The statements in this section merely provide background information related to the present disclosure and may not constitute prior art.
With the development of the network technology, and the appearance of massive mobile terminals, such as laptops, personal digital assistants (PDA), mobile phones, and car devices, more and more users can connect to the Internet through the public mobile wireless network at any site by using various terminals. To meet the requirement of the mobile services, the mobile Internet protocol (IP) is imported to the network layer.
The basic principle of the mobile IP is allowing a mobile node to use an original IP address for IP communication while moving, thus ensuring non-interruption and continuity of the upper layer applications carried by the IP network during the moving procedure.
With the expansion of network scale, the Internet Protocol version 6 (IPv6) technology will gradually replace the current Internet Protocol version 6 (IPv4) technology because of the advantage of large address space. The IPv6-based mobile IP, namely, mobile IPv6 technology, depends on the technology advantages of the IPv6 and the improvement on mobile IPv4, and becomes popular in the mobile IP domain, which is more and more widely used.

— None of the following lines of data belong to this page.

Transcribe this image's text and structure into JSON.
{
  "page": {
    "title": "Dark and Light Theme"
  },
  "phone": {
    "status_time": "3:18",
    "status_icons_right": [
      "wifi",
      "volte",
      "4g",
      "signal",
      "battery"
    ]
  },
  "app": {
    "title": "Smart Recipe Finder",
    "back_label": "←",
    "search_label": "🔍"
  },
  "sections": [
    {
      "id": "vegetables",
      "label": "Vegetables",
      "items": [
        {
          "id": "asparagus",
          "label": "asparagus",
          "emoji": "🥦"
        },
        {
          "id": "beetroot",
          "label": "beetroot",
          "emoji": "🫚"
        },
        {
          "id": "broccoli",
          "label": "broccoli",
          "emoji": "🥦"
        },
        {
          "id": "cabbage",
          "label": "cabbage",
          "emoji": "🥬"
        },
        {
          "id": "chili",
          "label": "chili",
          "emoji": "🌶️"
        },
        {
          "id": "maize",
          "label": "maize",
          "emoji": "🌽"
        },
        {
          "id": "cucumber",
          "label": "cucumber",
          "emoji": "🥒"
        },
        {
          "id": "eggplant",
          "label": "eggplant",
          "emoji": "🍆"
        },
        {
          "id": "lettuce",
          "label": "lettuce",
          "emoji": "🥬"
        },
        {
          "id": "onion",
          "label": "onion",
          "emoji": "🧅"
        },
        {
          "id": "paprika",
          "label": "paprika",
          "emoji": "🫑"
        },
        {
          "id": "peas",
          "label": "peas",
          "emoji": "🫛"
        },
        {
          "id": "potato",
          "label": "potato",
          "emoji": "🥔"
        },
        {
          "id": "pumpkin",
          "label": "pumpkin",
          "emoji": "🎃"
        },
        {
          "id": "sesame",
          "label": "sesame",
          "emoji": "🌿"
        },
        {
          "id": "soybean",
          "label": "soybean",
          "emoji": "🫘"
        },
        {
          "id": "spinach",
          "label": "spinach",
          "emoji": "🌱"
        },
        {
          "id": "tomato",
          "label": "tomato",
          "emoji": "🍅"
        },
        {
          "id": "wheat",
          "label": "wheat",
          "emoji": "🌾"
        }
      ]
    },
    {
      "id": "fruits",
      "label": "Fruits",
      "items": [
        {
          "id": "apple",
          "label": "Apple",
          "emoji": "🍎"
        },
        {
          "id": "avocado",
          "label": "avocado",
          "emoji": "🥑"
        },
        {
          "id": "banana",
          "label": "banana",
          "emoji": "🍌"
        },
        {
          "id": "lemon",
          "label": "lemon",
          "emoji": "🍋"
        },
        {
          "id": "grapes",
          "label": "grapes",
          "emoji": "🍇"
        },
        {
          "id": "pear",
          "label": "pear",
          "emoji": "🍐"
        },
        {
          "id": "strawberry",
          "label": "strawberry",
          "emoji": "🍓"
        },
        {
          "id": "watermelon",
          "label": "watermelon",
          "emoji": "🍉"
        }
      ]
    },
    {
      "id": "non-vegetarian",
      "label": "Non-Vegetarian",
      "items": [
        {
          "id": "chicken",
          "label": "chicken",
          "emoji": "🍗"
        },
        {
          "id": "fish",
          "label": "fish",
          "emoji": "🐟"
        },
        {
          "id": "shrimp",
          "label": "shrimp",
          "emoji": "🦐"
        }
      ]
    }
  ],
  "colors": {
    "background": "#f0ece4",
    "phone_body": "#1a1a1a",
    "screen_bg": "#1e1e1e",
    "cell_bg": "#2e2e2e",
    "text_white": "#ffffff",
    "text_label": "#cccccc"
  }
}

FIG. 1 shows the basic principle of the mobile IPv6. Referring to FIG. 1. When a mobile node 111 connects to a home network 110, it adopts the same working mode as that of a fixed node. The mobile node 111 detects whether it roams to a foreign network by using the IPv6 neighbor discovery system. A gateway of the IPv6 network periodically sends a router advertisement message which comprises a home network prefix of the gateway. When the mobile node receives the router advertisement message from the gateway, it considers that it has roamed to a foreign network if it finds that the network prefix comprised is different from that of the home network. If the mobile node 111 finds that it has roamed to a foreign network 120, it obtains the care-of address on the foreign network 120 through the address auto configuration with or without the status based on the received router advertisement message. At this time, the mobile node 111 has the home address and the care-of address at one time. Currently, the mobile node 111 and a correspondent partner 130 communicate with each other mainly in two modes.
Mode I can be called as a triangle routing mode. The mobile node 111 registers the care-of address to a home agent 113 through a binding update message. A message sent to the correspondent partner 130 is firstly sent to the home agent 113 by the mobile node 111 through a reverse tunnel, and then forwarded to the correspondent partner 130 by the home agent 113. The correspondent partner 130 of the mobile node 111 sends data packets to the home network 110 of the mobile node according to the home address of the mobile node. Then the home agent 113 will intercept these data packets, and forward these data packets to the mobile node 111 by using a tunnel mechanism based on the current care-of address of the mobile node. That is to say, in this mode, the data packets between the correspondence partner 130 and the mobile node 111 are transferred by the home agent 113.
Mode II can be called as a routing optimization mode. The mobile node 111 registers the care-of address to the correspondence partner 130 through a binding update message. Before the registration, a return routability test process is first carried out between the mobile node 111 and the correspondence partner 130, that is, the mobile node 111 first sends a Home Init Test message and a Care-of Init Test message to the correspondence partner 130. After processing, the correspondence partner 130 returns a Home Test message and a Care-of Test message to the mobile node 111. A source address of a data packet sent by the mobile node 111 to the correspondence partner 130 is the care-of address, while the home address is saved in a destination expansion header of the data packet. Therefore, the data packet can be directly sent to the correspondence partner 130 without being sent to the home agent 113 through the reverse tunnel. If the correspondence partner 130 learns the care-of address of the mobile node through the binding update message, it will use an IPv6 route header to send a data packet directly to the mobile node 111. The first destination address of the data packet is the care-of address, and the second one is the home address. Therefore, the data packet can be sent directly to the mobile node 111 in the foreign network, without transfer by the home agent 113. That is to say, in this routing mode, the service packet is directly transmitted between the mobile node 111 and the correspondence partner 130.
The current two communication modes of the mobile IP have some disadvantages.
In the triangle routing mode, the transmission of the service packet must pass through the home agent. In certain extreme case, if the mobile node is adjacent to a correspondence node (correspondence partner) or the two nodes locate in the same subnet and they are far away from the home agent, the service packet must round a long distance to reach the other party. In this case, the service that essentially could be sent with low cost requires more charge, which may lead to unnecessary time delay, jitter, and packet loss.
The routing optimization mode addresses various concerns with the triangle routing mode. But the care-of address of the mobile node is revealed to the correspondence node. In this way, the correspondence node can obtain the current location of the mobile node by using certain mode and tool, thus uncovering the location of the mobile node. That is to say, it's not ensured that the care-of address can be obtained only by the trusty third party or the correspondence node.